Xi regiert seit drei Jahren. Unter seiner Herrschaft hat die Kontrolle der Zivilgesellschaft wieder deutlich zugenommen, nachdem seine Vorgänger eine vorsichtige Öffnung zugelassen hatten. Die Partei hat offenbar Angst um ihre Macht: Das Wirtschaftswachstum sinkt, während die Mittelklasse immer selbstbewusster wird. Xi befürchtet offenbar, dass auch nur der Ansatz von politischen Reformen zu einer Kettenreaktion führt, die sich nicht mehr kontrollieren lässt. „Der Westen sollte sich von dem Wunschdenken verabschieden, dass es in China einen demokratischen Übergang geben könne“, sagt Shi-Kupfer. Westliche Organisationen können jedoch auch künftig auf „erwünschten“ Feldern aktiv sein, vermutet Shi-Kupfer. Dazu könnten beispielsweise Lebensmittelsicherheit oder häusliche Gewalt gehören.

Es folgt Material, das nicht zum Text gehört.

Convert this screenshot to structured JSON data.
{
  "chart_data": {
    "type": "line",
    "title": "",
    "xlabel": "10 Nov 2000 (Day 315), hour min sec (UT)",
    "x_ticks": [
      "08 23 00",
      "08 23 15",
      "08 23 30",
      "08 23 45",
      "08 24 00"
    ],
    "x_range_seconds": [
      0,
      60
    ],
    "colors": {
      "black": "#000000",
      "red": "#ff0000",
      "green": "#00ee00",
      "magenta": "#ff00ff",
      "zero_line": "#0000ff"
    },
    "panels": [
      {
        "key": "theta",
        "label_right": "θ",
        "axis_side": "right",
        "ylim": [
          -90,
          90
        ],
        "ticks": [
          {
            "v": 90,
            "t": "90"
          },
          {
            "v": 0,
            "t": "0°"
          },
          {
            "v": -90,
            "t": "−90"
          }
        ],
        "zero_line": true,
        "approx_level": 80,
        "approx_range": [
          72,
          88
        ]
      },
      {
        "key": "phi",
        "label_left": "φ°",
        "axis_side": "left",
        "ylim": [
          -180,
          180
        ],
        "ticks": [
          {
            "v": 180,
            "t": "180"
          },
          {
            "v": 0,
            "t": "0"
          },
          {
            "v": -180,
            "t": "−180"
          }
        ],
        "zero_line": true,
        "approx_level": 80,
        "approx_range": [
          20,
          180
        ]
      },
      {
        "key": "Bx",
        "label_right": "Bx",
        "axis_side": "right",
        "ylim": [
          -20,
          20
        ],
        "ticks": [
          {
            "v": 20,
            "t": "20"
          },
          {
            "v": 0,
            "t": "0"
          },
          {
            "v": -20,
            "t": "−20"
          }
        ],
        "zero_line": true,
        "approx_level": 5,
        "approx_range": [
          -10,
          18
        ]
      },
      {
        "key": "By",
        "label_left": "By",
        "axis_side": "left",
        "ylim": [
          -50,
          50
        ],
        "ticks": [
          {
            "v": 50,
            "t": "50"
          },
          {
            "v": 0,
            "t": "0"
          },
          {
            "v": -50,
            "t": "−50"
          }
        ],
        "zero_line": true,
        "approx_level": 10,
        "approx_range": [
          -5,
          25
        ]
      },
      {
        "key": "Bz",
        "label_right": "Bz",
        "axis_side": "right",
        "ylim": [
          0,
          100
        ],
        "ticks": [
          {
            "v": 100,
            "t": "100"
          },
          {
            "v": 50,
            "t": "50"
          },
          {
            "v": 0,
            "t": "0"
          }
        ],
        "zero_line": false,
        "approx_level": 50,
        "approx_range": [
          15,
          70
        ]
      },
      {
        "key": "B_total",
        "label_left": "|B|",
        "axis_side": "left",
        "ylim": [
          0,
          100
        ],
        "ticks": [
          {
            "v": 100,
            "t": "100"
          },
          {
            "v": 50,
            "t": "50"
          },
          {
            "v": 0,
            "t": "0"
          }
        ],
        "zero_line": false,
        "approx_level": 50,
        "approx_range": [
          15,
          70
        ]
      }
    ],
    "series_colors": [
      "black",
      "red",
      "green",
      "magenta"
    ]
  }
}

Tatsächlich kann die Möglichkeit einer legalen Registrierung auch Vorteile bringen. Derzeit operieren Zehntausende von Vereinen in China in einer Grauzone. „Der Wortlaut des Gesetzes und die Praxis weichen in China oft genug voneinander ab“, heißt es aus einer deutschen Stiftung. „Im Guten wie im Schlechten.“ Das Gesetz gilt ab 1. Januar 2017, doch seine Anwendung beginnt jetzt schon schrittweise.